Cutaneous Hemangioma With Epithelioid Features Harboring TPM3/4::ALK Fusions : A Distinct Entity or a Molecular Variant of Epithelioid Hemangioma?

Abstract

Vascular neoplasms with epithelioid cytomorphology encompass a wide spectrum of benign and malignant lesions, including epithelioid hemangioma (EH), cutaneous epithelioid angiomatous nodule (CEAN), epithelioid hemangioendothelioma (EHE), and epithelioid angiosarcoma (EAS). Recently, the first case of a cutaneous hemangioma with epithelioid features harboring a TPM3::ALK fusion was reported. Herein, we report 4 additional cases, including 1 case with an alternate TPM4::ALK fusion, and expand on the clinicopathologic and molecular genetic features of these unusual vascular lesions. Including the previously reported case, 5 tumors occurred in 4 male and 1 female patients with a median age of 14 years (range: 2 to 38 y) and involved the shoulder region (2), the lower extremity (1), trunk (1), and head and neck (1). Clinical follow-up (3 patients; 60%) showed no evidence of disease at the last follow-up (median: 5 mo; range: 1 to 16 mo). Histologically, all tumors showed highly similar morphologic features, including an epidermal collarette, well-formed vascular channels composed of epithelioid endothelial cells with intracytoplasmic vacuoles, and admixed inflammatory cells.
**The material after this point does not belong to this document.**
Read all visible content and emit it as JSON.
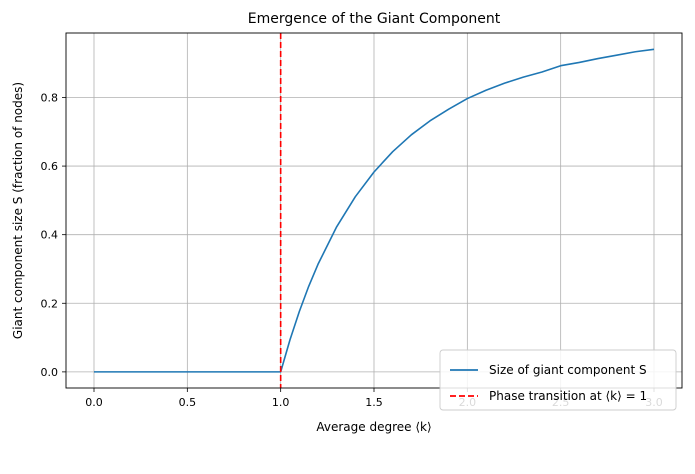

Immunohistochemically, all tumors were positive for vascular markers such as ERG and CD31, along with strong and diffuse cytoplasmic expression of ALK. RNA sequencing revealed recurrent TPM3 exon 8 :: ALK exon 20 (4) and TPM4 exon 7 :: ALK exon 20 fusions (1). We conclude that cutaneous hemangiomas with epithelioid features harboring TPM3/4::ALK fusions show consistent morphologic, immunophenotypic, and molecular genetic features. It remains to be determined whether this neoplasm represents a distinct entity or a molecular variant of epithelioid hemangioma.
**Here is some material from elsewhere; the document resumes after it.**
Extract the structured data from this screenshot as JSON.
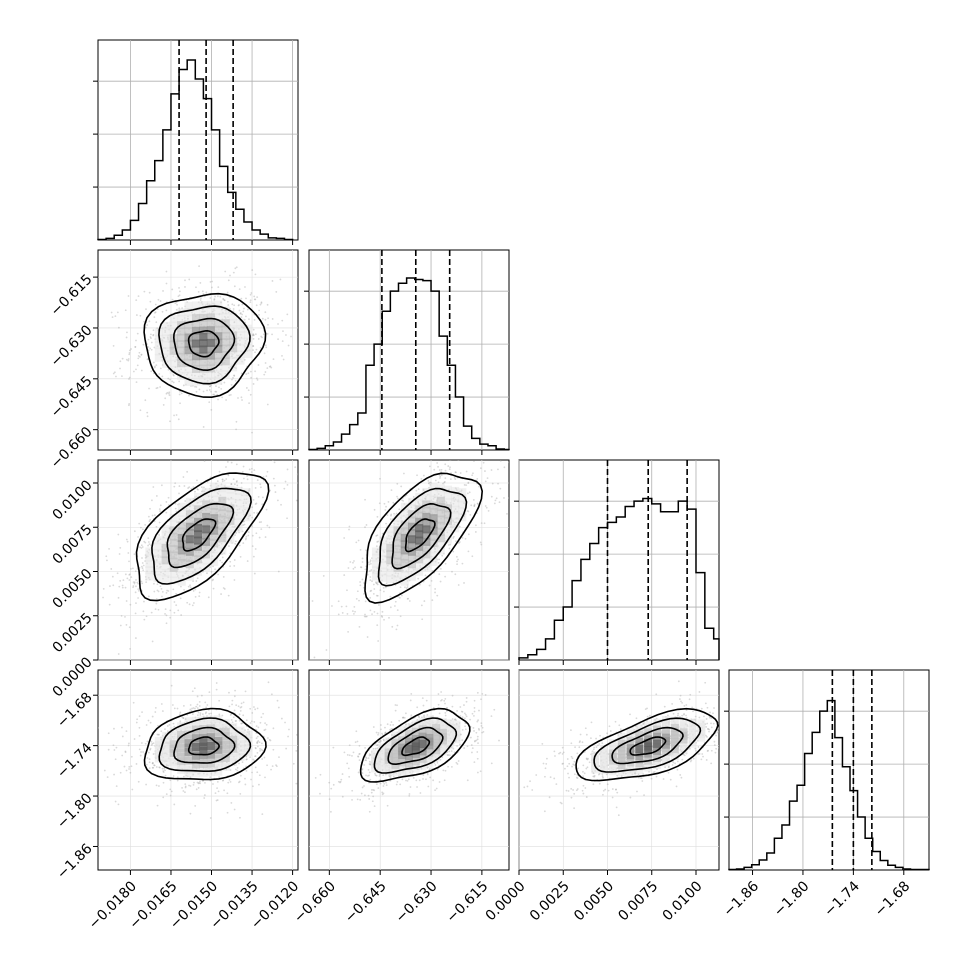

Keywords: ALK; TPM3; TPM4; cutaneous hemangioma; epithelioid hemangioma.

Figure 1:. Histopathologic findings of case 2

(A) Low power examination reveals a dermal cellular proliferation surrounded by an epidermal collarette. (B) Intermediate power shows abundant vascular channels lined by epithelioid endothelial cells within a background of inflammatory cells. (C) Peripherally, ectatic vessels are noted. The endothelial cells expressed CD31 (D), ERG (E) and ALK (F).
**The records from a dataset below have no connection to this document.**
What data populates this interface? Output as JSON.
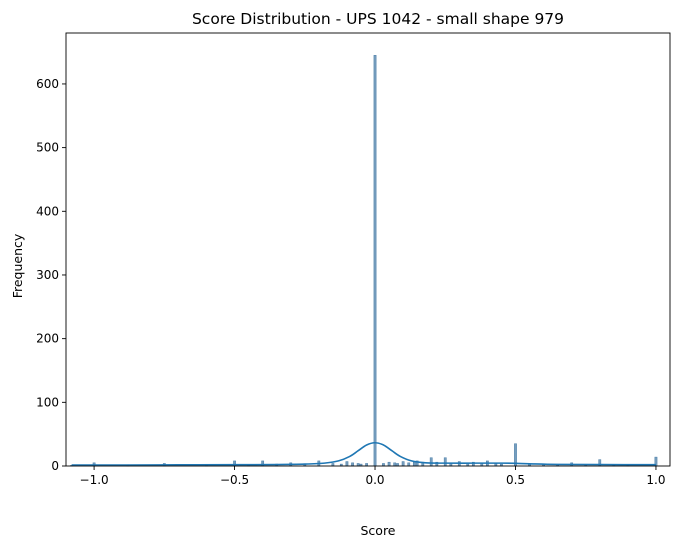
{
  "chart_data": {
    "type": "bar",
    "title": "Score Distribution - UPS 1042 - small shape 979",
    "xlabel": "Score",
    "ylabel": "Frequency",
    "xlim": [
      -1.1,
      1.05
    ],
    "ylim": [
      0,
      680
    ],
    "xticks": [
      -1.0,
      -0.5,
      0.0,
      0.5,
      1.0
    ],
    "xtick_labels": [
      "−1.0",
      "−0.5",
      "0.0",
      "0.5",
      "1.0"
    ],
    "yticks": [
      0,
      100,
      200,
      300,
      400,
      500,
      600
    ],
    "ytick_labels": [
      "0",
      "100",
      "200",
      "300",
      "400",
      "500",
      "600"
    ],
    "grid": false,
    "legend": "none",
    "bar_color": "#4a7ea8",
    "line_color": "#1f77b4",
    "series": [
      {
        "kind": "histogram",
        "bin_width": 0.01,
        "bins": [
          {
            "x": -1.08,
            "count": 1
          },
          {
            "x": -1.0,
            "count": 5
          },
          {
            "x": -0.88,
            "count": 2
          },
          {
            "x": -0.75,
            "count": 4
          },
          {
            "x": -0.6,
            "count": 2
          },
          {
            "x": -0.5,
            "count": 8
          },
          {
            "x": -0.45,
            "count": 2
          },
          {
            "x": -0.4,
            "count": 8
          },
          {
            "x": -0.35,
            "count": 3
          },
          {
            "x": -0.3,
            "count": 5
          },
          {
            "x": -0.25,
            "count": 3
          },
          {
            "x": -0.2,
            "count": 8
          },
          {
            "x": -0.15,
            "count": 4
          },
          {
            "x": -0.12,
            "count": 3
          },
          {
            "x": -0.1,
            "count": 7
          },
          {
            "x": -0.08,
            "count": 5
          },
          {
            "x": -0.06,
            "count": 4
          },
          {
            "x": -0.05,
            "count": 3
          },
          {
            "x": -0.03,
            "count": 4
          },
          {
            "x": 0.0,
            "count": 645
          },
          {
            "x": 0.03,
            "count": 4
          },
          {
            "x": 0.05,
            "count": 6
          },
          {
            "x": 0.07,
            "count": 5
          },
          {
            "x": 0.08,
            "count": 4
          },
          {
            "x": 0.1,
            "count": 7
          },
          {
            "x": 0.12,
            "count": 5
          },
          {
            "x": 0.14,
            "count": 6
          },
          {
            "x": 0.15,
            "count": 8
          },
          {
            "x": 0.17,
            "count": 6
          },
          {
            "x": 0.2,
            "count": 13
          },
          {
            "x": 0.22,
            "count": 6
          },
          {
            "x": 0.25,
            "count": 13
          },
          {
            "x": 0.27,
            "count": 4
          },
          {
            "x": 0.3,
            "count": 7
          },
          {
            "x": 0.33,
            "count": 5
          },
          {
            "x": 0.35,
            "count": 6
          },
          {
            "x": 0.38,
            "count": 4
          },
          {
            "x": 0.4,
            "count": 8
          },
          {
            "x": 0.43,
            "count": 4
          },
          {
            "x": 0.45,
            "count": 3
          },
          {
            "x": 0.5,
            "count": 35
          },
          {
            "x": 0.55,
            "count": 3
          },
          {
            "x": 0.6,
            "count": 2
          },
          {
            "x": 0.65,
            "count": 2
          },
          {
            "x": 0.7,
            "count": 5
          },
          {
            "x": 0.75,
            "count": 2
          },
          {
            "x": 0.8,
            "count": 10
          },
          {
            "x": 0.85,
            "count": 2
          },
          {
            "x": 0.9,
            "count": 2
          },
          {
            "x": 1.0,
            "count": 14
          }
        ]
      },
      {
        "kind": "kde",
        "x": [
          -1.08,
          -0.9,
          -0.7,
          -0.5,
          -0.35,
          -0.25,
          -0.18,
          -0.13,
          -0.09,
          -0.06,
          -0.03,
          0.0,
          0.03,
          0.06,
          0.09,
          0.13,
          0.18,
          0.25,
          0.35,
          0.45,
          0.5,
          0.55,
          0.65,
          0.8,
          1.0
        ],
        "y": [
          1.5,
          1.5,
          1.8,
          2.0,
          2.3,
          3.0,
          4.5,
          8.0,
          15.0,
          24.0,
          33.0,
          36.5,
          33.0,
          24.0,
          15.0,
          8.0,
          5.0,
          4.5,
          4.5,
          4.5,
          4.2,
          3.5,
          2.5,
          2.2,
          2.0
        ]
      }
    ]
  }
}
Figure 2:. Histopathologic findings of case 3

(A) On low power examination, there is a well-circumscribed lesion composed of a densely cellular proliferation of cells surrounded by an epidermal collarette. (B) This proliferation shows a vaguely storiform proliferation of epithelioid endothelial cells forming vascular channels with (C) admixed lymphocyte-predominant inflammation at the periphery in addition to ectatic vessels similar to those seen in the prior example. (D) ERG and (ALK) are strongly positive.

Figure 3:. Histopathologic findings of case 4

(A) This case presents as an exophytic, multinodular lesion. (B-C) Similar to prior cases, the proliferation shows vascular channels lined by epithelioid endothelial cells and admixed clusters of lymphocytes. (D) Rare mitotic figures are noticeable. (E) This case also showed scattered eosinophils. (F) The ALK stain shows strong, cytoplasmic staining.

Figure 4:. Histopathologic findings of case 5

(A) This case shows an irritated lesion comprised of a cellular and infiltrative proliferation of epithelioid cells with less conspicuous vascular lumina. (B) Abundant red cell extravasation, scattered mixed inflammatory cells and focal hemosiderin deposition are noted as well as occasional intracytoplasmic vacuoles (C). (D) There is strong and diffuse cytoplasmic ALK expression.

Figure 5:. Molecular findings of cases 2 and 5

A, Detection of TPM3::ALK fusion. Representative image of targeted RNA sequencing using custom 168 gene panel showing the in-frame fusion event between TPM3 (Exon 8) at the 5’ end with ALK (Exon 20) at the 3’ end. The fusion event passed the quality control filters (212 unique RNA reads supporting the fusion (cutoff >10) and 56 unique RNA start site reads (cutoff >5). Red dots represent breakpoints; red arrow delineates the position of the primer generating the fusion read. B) Integrated genome viewer showing the different reads and their corresponding directions (red and blue) spanning the breakpoints of the fusion event along with the BED contigs annotations showing a very robust mapping to TPM3 at the 5’ and ALK at the 3’ end. (C) Representative image of targeted RNA sequencing shows an in-frame fusion event between TPM4 (Exon 7) at the 5’ end with ALK (Exon 20) at the 3’ end.